Like HowStuffWorks on Facebook!

Should 40-somethings Only Work 20-something Hours?


A study showed that cognitive functioning declined for workers over 40 after they did more than 25 hours. Thomas Barwick/Getty Images
A study showed that cognitive functioning declined for workers over 40 after they did more than 25 hours. Thomas Barwick/Getty Images

An Australian study made headlines recently by claiming that a three-day work week is the best way to maintain a sharp brain as you age. The researchers analyzed cognitive test data from a large sample of older Australian workers (40 and above) and found that brain performance was lower in individuals who worked more than 25 hours a week. The culprit, the researchers believe, is stress.

"Work can stimulate brain activity and help maintain cognitive functions for elderly workers, but at the same time, excessively long working hours can cause fatigue and physical and/or psychological stress, which potentially damage cognitive functioning," says researcher Colin McKenzie, professor of economics at Keio University, Japan, via email. Cognitive functions are brain functions like reasoning, memory and attention.

Does this mean that anyone over 40 should immediately submit an HR request for Tuesdays and Thursdays off? Not quite. While a 25-hour work week is attractive for many reasons, it likely wouldn't pay nearly enough to cover the bills, even if workplaces were flexible enough to offer it (they aren't). So what's an aging worker to do?

The choice, it turns out, may not be that stark. A closer look at the Australian study reveals plenty of good reasons for older workers to stay on the job as long as they want. "We cannot and do not claim that we should be choosing to work in part-time jobs instead of full-time positions. To answer this question, we need further research on working patterns," says McKenzie. "This is because the degree of intellectual stimulation of work for brain activity would depend on both the 'quantity' and the 'quality' of work."

Different Kinds of Intelligence

Jacquelyn James, co-director of the Center on Aging & Work at Boston College, would agree. She studies the aging of America's workforce and the changing nature of retirement. 

"We know that different types of jobs carry different types of stress, and the researchers don't control for any aspect of job quality," says James, "It makes a big difference whether the stress is a 'positive' stress, like a challenge that's fun to meet, or a miserable day-to-day existence."

She also has a problem with the way that the researchers defined cognitive ability, based mostly on "fluid intelligence" tests that gauged brain speed, such as memorizing a string of numbers and reciting them backwards, or correctly reading wrongly spelled words.
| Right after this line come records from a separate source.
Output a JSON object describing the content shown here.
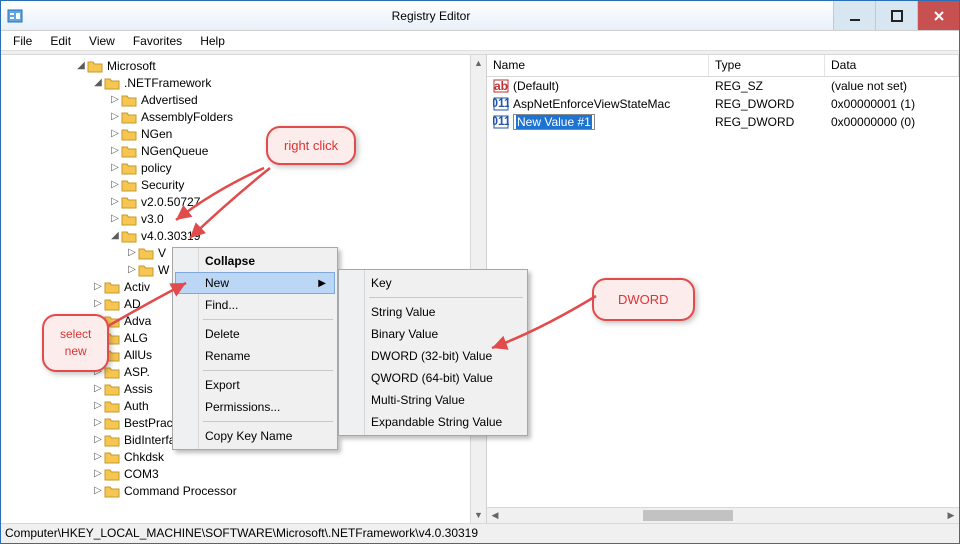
{
  "window": {
    "title": "Registry Editor",
    "icon": "regedit-icon"
  },
  "menubar": [
    "File",
    "Edit",
    "View",
    "Favorites",
    "Help"
  ],
  "tree": {
    "root": "Microsoft",
    "netframework": ".NETFramework",
    "children1": [
      "Advertised",
      "AssemblyFolders",
      "NGen",
      "NGenQueue",
      "policy",
      "Security",
      "v2.0.50727",
      "v3.0"
    ],
    "v4": "v4.0.30319",
    "v4_children": [
      "V",
      "W"
    ],
    "after": [
      "Activ",
      "AD",
      "Adva",
      "ALG",
      "AllUs",
      "ASP.",
      "Assis",
      "Auth",
      "BestPractices",
      "BidInterface",
      "Chkdsk",
      "COM3",
      "Command Processor"
    ]
  },
  "list": {
    "headers": {
      "name": "Name",
      "type": "Type",
      "data": "Data"
    },
    "rows": [
      {
        "icon": "string-value-icon",
        "name": "(Default)",
        "type": "REG_SZ",
        "data": "(value not set)"
      },
      {
        "icon": "dword-value-icon",
        "name": "AspNetEnforceViewStateMac",
        "type": "REG_DWORD",
        "data": "0x00000001 (1)"
      },
      {
        "icon": "dword-value-icon",
        "name": "New Value #1",
        "type": "REG_DWORD",
        "data": "0x00000000 (0)",
        "editing": true
      }
    ]
  },
  "ctx1": {
    "items": [
      {
        "label": "Collapse",
        "bold": true
      },
      {
        "label": "New",
        "sub": true,
        "hl": true
      },
      {
        "label": "Find..."
      },
      {
        "sep": true
      },
      {
        "label": "Delete"
      },
      {
        "label": "Rename"
      },
      {
        "sep": true
      },
      {
        "label": "Export"
      },
      {
        "label": "Permissions..."
      },
      {
        "sep": true
      },
      {
        "label": "Copy Key Name"
      }
    ]
  },
  "ctx2": {
    "items": [
      {
        "label": "Key"
      },
      {
        "sep": true
      },
      {
        "label": "String Value"
      },
      {
        "label": "Binary Value"
      },
      {
        "label": "DWORD (32-bit) Value"
      },
      {
        "label": "QWORD (64-bit) Value"
      },
      {
        "label": "Multi-String Value"
      },
      {
        "label": "Expandable String Value"
      }
    ]
  },
  "callouts": {
    "right": "right click",
    "select1": "select",
    "select2": "new",
    "dword": "DWORD"
  },
  "statusbar": "Computer\\HKEY_LOCAL_MACHINE\\SOFTWARE\\Microsoft\\.NETFramework\\v4.0.30319"
}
James says that decades of studies have long proven that we lose some cognitive quickness as we age, but that's only one type of intelligence.

"Older adults do better than younger adults in what's called crystallized intelligence," says James. "Crystallized intelligence depends on your experience of the world, your education in broader sense, the informal learning experiences of every day — the kinds of things that you gather over time."
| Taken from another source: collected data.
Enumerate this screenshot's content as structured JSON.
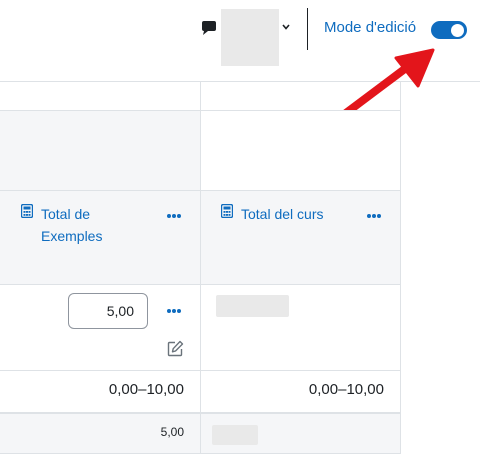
{
  "navbar": {
    "messages_icon": "chat-bubble-icon",
    "user_menu_icon": "chevron-down-icon",
    "edit_mode_label": "Mode d'edició",
    "edit_mode_on": true
  },
  "colors": {
    "accent": "#0f6cbf",
    "annotation": "#e3151b",
    "header_bg": "#f5f6f8",
    "border": "#dee2e6"
  },
  "columns": [
    {
      "title_line1": "Total de",
      "title_line2": "Exemples",
      "icon": "calculator-icon",
      "menu_icon": "more-horizontal-icon"
    },
    {
      "title_line1": "Total del curs",
      "icon": "calculator-icon",
      "menu_icon": "more-horizontal-icon"
    }
  ],
  "grade_row": {
    "value": "5,00",
    "edit_icon": "pencil-edit-icon"
  },
  "range_row": {
    "col1": "0,00–10,00",
    "col2": "0,00–10,00"
  },
  "average_row": {
    "col1": "5,00"
  }
}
This type of experience-based intelligence can be hugely important in the workplace, says David DeLong, president of Smart Workforce Strategies and author of "Lost Knowledge: Confronting the Threat of an Aging Workforce." 
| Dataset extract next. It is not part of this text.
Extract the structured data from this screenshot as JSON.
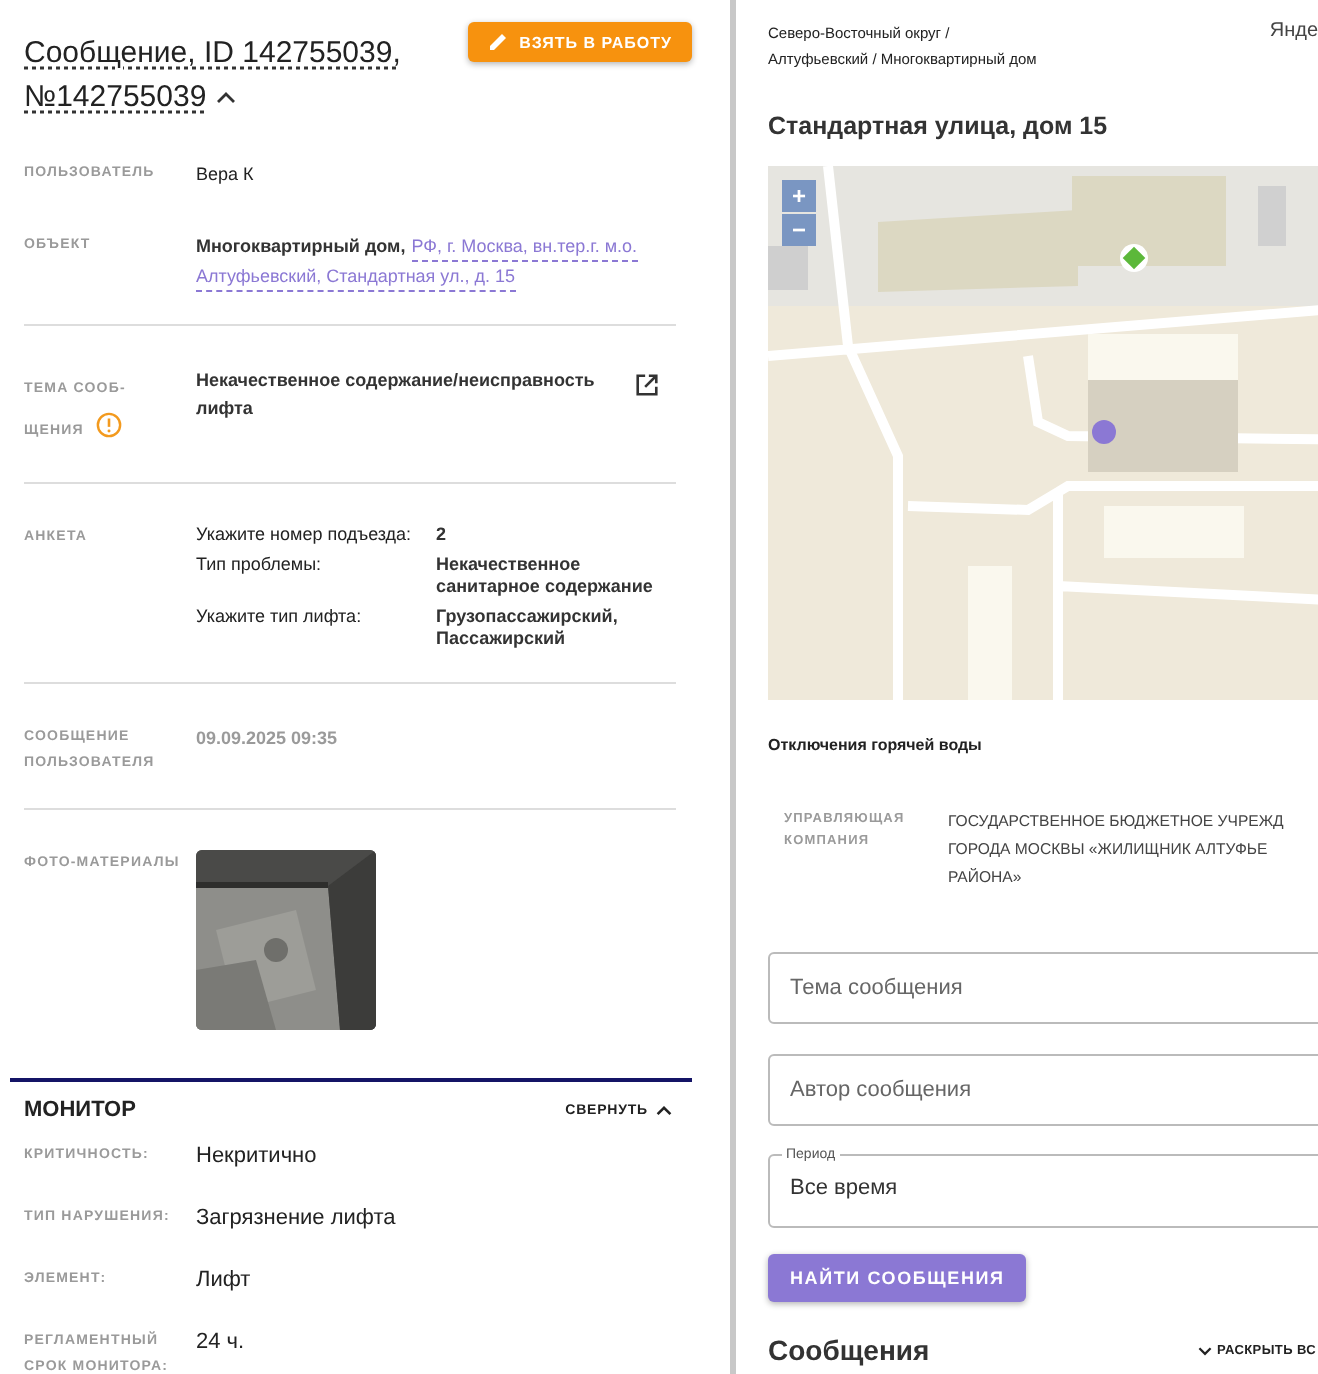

"In manufacturing, for example, older workers are able to diagnose problems faster and set about solving them quicker," says DeLong. "They can recognize a faulty machine before a less-experienced worker. The experiential knowledge of older workers will often trump any cognitive deficit that might come with age."

Age Discrimination Ammunition?

"I would hate to see this kind of research being used to argue that older workers need to work fewer hours," add James. "That only feeds the age discrimination that's already well-entrenched in our society."

Counters McKenzie, "Our research is not about whether the productivity of older workers is lower than that of younger workers. We are examining whether engagement with work can prevent declining of cognitive functioning ... Our results show that, on average, people aged 40 and over can maximize the benefits of work on their cognitive functioning by working around 25 hours a week. That is, no work is worse than full-time work in terms of maintaining cognitive functioning, but full-time work is not maximizing the positive effects of work."

Even if a long work week has potential side effects, there are still plenty of good reasons why a growing number of Americans are choosing to continue working full-time into their late 60s and 70s. Financial concerns are the biggest reason why older workers are delaying retirement. As we live longer, we need to stretch our working years to save more. But money isn't the only motivator.

"People want to continue to work, because work is what they've spent their lives building their capacities to do," says James of the Center on Aging & Work. "Studies show that older workers are more engaged in their work than younger workers are. Once we get to a certain age, we've found our way to something that we like doing and we just want to keep doing it."

James has a caveat, though. She thinks it's dangerous to perpetuate the idea that all of us can keep working until we drop.

"People can think they will work until their 70s, but they might not be able to for lots of reasons," says James. "Health is the number one reason people drop out of work. Next is taking care of family members or losing a job to layoffs."